Here's to a relatively happy birthday

 It’s my 54th birthday. I started to take the day off. But that would be a cop-out. Who uses words like “cop-out” anymore? I mean besides me? Why not cop-in?

 For some reason 54 sounds old-er, as opposed to 53. Maybe that is because it is, but only slightly. If you were born at 11:59 p.m. on Oct. 27, 1955 and someone else was born at 12:01 a.m. on Oct. 28, 1955, that wouldn’t really be older by much. But if you were born 11:59 p.m. on October 27, 1955, and someone else was born at 12:01 a.m. on Jan. 1, 1956, that still would only be older by one numeral, even if you were a couple of months older.
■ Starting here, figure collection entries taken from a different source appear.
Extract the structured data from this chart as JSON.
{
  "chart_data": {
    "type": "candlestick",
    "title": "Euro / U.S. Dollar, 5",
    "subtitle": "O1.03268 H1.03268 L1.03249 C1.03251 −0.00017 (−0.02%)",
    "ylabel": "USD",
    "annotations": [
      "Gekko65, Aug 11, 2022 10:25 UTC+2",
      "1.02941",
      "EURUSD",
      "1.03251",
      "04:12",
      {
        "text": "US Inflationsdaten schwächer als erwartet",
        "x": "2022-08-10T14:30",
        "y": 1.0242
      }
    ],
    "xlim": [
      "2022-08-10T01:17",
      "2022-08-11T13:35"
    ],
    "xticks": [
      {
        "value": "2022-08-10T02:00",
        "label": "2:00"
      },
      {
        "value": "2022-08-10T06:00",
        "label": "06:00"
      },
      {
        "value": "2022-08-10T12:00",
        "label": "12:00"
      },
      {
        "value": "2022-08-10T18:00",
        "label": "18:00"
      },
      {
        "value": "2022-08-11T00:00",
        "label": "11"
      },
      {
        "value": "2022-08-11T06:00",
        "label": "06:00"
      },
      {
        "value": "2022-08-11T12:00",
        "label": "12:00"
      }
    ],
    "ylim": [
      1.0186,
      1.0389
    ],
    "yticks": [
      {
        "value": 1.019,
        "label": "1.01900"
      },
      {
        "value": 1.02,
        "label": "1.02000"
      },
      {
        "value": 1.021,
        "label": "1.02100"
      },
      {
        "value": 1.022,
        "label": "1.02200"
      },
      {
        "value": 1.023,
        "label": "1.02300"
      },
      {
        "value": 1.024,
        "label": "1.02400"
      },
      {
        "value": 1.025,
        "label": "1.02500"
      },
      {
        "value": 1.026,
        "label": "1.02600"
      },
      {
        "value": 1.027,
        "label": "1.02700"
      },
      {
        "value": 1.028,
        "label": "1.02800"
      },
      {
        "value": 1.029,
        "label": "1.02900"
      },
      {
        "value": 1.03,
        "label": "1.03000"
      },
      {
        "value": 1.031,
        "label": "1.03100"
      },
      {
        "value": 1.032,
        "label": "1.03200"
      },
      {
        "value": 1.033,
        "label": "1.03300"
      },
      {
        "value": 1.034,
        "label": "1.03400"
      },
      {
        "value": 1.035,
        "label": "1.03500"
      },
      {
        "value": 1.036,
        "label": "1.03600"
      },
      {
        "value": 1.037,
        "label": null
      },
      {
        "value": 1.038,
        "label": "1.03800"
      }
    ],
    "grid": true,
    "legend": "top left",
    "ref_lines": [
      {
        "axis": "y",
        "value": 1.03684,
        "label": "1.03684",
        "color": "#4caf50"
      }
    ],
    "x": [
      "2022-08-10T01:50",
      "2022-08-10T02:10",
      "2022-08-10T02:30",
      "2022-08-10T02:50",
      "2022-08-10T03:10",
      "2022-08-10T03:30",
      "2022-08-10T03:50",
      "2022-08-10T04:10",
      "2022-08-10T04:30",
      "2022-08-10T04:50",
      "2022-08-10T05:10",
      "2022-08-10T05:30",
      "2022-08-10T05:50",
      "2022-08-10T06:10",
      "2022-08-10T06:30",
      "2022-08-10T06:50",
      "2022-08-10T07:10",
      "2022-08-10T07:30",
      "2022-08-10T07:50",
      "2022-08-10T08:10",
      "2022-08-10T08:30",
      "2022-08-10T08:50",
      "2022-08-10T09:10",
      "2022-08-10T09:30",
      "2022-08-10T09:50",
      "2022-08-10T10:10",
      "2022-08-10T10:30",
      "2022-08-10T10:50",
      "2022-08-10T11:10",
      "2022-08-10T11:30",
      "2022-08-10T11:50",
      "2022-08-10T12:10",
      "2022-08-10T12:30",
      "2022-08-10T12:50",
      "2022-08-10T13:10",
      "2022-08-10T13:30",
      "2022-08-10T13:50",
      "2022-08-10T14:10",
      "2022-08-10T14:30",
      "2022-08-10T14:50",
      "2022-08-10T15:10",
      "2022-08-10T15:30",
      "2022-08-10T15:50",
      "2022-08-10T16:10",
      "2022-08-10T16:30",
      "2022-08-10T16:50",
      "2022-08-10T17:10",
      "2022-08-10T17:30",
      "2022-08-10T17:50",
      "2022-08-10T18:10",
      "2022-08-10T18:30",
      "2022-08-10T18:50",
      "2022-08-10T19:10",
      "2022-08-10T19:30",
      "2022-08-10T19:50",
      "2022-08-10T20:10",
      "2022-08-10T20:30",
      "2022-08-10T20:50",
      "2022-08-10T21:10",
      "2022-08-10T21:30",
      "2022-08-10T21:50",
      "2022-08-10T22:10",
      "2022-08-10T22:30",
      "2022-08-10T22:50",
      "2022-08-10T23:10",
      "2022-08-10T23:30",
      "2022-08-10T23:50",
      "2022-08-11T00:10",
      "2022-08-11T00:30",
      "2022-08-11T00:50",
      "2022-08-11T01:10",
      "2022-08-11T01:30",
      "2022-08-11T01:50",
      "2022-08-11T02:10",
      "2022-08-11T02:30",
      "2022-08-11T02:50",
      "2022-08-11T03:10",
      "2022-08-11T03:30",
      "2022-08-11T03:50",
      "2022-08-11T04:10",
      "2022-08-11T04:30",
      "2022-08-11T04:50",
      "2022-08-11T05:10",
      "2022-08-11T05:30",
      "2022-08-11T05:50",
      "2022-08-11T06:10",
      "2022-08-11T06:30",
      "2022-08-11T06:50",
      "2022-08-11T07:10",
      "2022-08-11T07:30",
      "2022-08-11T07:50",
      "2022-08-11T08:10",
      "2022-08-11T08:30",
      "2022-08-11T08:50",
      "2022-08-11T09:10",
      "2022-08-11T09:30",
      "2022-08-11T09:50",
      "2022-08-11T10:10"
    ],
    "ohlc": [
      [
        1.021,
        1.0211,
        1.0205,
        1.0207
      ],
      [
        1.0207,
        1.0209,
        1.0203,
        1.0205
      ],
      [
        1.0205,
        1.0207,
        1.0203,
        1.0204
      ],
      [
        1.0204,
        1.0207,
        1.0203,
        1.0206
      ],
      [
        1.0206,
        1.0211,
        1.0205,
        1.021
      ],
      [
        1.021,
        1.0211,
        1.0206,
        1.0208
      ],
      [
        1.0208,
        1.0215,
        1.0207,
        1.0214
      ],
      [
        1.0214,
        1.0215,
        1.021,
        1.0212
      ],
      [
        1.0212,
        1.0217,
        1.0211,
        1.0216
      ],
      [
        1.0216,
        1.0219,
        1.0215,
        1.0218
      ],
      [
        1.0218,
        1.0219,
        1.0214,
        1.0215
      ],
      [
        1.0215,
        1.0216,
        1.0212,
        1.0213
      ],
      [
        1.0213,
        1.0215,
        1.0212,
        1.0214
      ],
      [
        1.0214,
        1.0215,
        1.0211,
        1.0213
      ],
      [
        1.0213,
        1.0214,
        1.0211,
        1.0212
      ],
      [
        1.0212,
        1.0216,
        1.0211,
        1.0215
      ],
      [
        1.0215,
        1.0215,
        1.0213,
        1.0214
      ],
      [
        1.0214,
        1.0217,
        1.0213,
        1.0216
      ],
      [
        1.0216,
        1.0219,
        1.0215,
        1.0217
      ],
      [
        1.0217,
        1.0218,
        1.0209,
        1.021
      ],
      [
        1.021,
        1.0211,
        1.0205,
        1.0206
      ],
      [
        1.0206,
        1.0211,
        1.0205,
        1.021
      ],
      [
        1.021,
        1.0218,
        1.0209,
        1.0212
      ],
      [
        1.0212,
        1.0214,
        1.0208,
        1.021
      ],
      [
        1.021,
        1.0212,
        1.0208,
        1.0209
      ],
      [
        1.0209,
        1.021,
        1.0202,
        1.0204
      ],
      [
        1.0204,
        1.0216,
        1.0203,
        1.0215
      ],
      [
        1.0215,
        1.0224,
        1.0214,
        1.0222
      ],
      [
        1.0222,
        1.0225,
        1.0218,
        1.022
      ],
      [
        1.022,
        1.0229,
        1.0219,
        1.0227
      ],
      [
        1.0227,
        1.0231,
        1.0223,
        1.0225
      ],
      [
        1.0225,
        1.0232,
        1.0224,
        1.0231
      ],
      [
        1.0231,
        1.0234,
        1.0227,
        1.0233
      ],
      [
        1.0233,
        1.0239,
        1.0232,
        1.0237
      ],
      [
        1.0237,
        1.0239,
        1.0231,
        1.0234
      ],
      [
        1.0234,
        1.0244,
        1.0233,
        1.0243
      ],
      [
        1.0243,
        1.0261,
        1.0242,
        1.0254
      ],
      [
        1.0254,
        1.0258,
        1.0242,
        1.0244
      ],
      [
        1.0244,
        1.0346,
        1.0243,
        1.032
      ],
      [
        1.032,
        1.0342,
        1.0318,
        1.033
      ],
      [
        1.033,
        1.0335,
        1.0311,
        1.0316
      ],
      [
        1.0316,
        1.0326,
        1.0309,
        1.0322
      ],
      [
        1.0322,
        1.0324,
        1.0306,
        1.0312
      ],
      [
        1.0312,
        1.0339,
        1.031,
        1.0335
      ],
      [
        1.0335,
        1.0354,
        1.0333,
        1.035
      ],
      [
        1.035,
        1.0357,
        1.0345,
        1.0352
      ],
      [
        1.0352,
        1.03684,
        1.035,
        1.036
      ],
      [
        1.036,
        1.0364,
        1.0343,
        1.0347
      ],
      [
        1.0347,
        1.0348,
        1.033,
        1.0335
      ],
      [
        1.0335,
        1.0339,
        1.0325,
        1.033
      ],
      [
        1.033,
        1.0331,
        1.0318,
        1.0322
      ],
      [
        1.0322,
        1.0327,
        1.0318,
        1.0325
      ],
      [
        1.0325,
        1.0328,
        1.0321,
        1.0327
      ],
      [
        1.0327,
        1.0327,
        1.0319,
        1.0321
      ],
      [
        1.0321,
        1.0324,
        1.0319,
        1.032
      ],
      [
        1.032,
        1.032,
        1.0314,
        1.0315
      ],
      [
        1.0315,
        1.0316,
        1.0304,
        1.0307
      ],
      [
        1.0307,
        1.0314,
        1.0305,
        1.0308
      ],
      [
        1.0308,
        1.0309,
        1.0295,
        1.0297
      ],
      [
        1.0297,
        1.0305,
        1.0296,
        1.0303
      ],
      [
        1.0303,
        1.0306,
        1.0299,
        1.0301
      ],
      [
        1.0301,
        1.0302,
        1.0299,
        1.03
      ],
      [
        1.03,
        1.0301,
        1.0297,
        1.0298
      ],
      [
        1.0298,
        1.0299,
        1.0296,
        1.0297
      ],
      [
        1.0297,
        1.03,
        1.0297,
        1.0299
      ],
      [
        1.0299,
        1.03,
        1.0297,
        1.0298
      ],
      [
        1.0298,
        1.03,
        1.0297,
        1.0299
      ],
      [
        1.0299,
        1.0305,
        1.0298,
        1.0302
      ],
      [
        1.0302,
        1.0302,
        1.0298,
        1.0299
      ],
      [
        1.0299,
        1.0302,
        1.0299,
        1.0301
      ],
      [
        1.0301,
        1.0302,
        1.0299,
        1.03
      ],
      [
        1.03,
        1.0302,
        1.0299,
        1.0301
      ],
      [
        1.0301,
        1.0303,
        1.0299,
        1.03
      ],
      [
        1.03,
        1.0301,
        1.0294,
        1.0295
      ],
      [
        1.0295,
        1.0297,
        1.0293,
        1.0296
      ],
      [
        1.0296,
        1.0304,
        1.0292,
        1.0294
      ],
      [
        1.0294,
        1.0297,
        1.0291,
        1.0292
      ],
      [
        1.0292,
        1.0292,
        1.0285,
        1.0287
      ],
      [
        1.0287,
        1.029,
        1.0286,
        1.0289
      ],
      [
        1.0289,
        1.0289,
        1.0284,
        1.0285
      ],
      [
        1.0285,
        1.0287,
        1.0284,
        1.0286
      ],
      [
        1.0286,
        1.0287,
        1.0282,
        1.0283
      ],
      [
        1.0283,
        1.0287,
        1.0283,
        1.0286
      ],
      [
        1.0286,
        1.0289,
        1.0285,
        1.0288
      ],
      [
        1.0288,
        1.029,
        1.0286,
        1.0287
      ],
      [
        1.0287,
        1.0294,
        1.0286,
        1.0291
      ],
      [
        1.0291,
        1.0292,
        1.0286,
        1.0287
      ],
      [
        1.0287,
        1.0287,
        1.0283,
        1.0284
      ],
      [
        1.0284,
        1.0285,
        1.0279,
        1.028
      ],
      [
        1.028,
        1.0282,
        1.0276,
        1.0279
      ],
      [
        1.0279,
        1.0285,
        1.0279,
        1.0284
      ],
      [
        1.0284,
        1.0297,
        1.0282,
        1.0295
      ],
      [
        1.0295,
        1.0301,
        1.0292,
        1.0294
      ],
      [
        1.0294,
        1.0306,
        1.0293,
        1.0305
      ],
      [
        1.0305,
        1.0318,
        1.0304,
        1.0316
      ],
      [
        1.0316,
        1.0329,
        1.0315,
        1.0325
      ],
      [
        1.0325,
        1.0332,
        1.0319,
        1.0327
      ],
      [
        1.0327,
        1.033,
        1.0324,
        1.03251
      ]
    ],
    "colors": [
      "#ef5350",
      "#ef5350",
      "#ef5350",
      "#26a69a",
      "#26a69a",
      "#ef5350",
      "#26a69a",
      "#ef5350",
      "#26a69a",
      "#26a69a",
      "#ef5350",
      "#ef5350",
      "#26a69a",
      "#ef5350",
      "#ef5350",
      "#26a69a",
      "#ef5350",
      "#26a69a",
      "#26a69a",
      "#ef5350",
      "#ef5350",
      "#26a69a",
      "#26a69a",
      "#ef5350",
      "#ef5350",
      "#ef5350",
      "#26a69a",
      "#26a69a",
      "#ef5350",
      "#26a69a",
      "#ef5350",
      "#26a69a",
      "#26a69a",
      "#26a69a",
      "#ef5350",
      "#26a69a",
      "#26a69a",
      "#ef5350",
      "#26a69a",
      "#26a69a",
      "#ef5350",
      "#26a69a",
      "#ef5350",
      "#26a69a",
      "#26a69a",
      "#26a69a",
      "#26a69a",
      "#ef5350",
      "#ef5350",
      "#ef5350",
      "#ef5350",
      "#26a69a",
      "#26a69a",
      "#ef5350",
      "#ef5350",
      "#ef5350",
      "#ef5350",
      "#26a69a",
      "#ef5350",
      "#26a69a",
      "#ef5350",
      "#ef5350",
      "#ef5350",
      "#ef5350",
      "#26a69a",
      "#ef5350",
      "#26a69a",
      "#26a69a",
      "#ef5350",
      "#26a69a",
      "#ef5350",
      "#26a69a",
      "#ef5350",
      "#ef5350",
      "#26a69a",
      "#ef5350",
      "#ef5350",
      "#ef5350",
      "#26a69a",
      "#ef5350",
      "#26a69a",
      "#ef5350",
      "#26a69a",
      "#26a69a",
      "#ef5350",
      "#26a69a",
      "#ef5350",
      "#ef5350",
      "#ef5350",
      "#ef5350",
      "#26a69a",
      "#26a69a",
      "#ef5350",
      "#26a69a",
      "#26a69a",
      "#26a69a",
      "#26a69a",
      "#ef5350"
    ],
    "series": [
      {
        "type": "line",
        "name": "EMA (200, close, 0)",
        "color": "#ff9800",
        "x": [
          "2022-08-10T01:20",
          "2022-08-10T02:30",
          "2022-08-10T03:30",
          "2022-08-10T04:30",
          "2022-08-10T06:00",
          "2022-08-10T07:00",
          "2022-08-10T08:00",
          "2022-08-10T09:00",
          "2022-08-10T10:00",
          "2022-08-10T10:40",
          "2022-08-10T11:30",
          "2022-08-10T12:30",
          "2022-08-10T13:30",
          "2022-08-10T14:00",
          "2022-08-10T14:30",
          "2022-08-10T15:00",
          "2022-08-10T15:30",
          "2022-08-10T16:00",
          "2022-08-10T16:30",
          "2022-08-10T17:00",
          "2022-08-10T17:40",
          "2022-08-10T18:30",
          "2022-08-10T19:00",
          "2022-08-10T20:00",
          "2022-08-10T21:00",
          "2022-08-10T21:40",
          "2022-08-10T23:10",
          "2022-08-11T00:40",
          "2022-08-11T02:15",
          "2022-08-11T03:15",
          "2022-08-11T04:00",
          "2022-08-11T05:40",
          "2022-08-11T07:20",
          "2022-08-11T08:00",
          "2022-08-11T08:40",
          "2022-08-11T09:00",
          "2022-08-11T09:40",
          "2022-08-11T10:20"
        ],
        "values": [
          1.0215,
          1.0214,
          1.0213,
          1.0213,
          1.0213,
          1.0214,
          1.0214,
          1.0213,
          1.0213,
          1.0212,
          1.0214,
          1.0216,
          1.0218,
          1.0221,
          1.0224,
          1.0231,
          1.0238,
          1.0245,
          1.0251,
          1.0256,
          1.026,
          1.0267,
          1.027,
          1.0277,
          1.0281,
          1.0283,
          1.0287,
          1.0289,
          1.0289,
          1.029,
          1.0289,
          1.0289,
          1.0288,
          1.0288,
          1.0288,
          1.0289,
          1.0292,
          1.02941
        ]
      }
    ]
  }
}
 Ages seem incogitable sometimes while at other times they appear so insignificant.

 A 100-year-old man chases down a 15-year-old thug of a purse snatcher and beats the teen silly. That’s unbelieveable. A 45-year-old kicks a 54-yard field goal in a pro football game. A 28-year-old kicker misses a 20-yard kick in the same game. So what?

 Probably the most signficant aspect of age as far as I have experienced it is in terms of times past and the memories that lie therein. Those memories extend from remembering my family’s first TV set, to a seemingly endless parade of DBs (dead bodies) I wish I hadn’t seen, to watching the sun set out at sea to seeing the sun rise from sitting on top of my roof out on the farm.

 The most disagreeable part of my aging is pain, although it has been around as a constant companion now since my early 30s. You can kill the pain for awhile, but it always comes back somewhere else ready to strike again at other locations on your body.

 What age seems most of all to me is relative. It’s hard to put your finger on some aspects of age. Over the weekend my old high school friends were still talking about the insignifica of our lives 35 years ago and it all seemed as fresh as a daisy. I just remembered a little while ago that it was four years ago and not five that I went to Austin for the Texas Book Fair. It was my 50th birthday. Duh!

I don’t know if that relativity will fade away as more years come and go. I sure hope it doesn’t.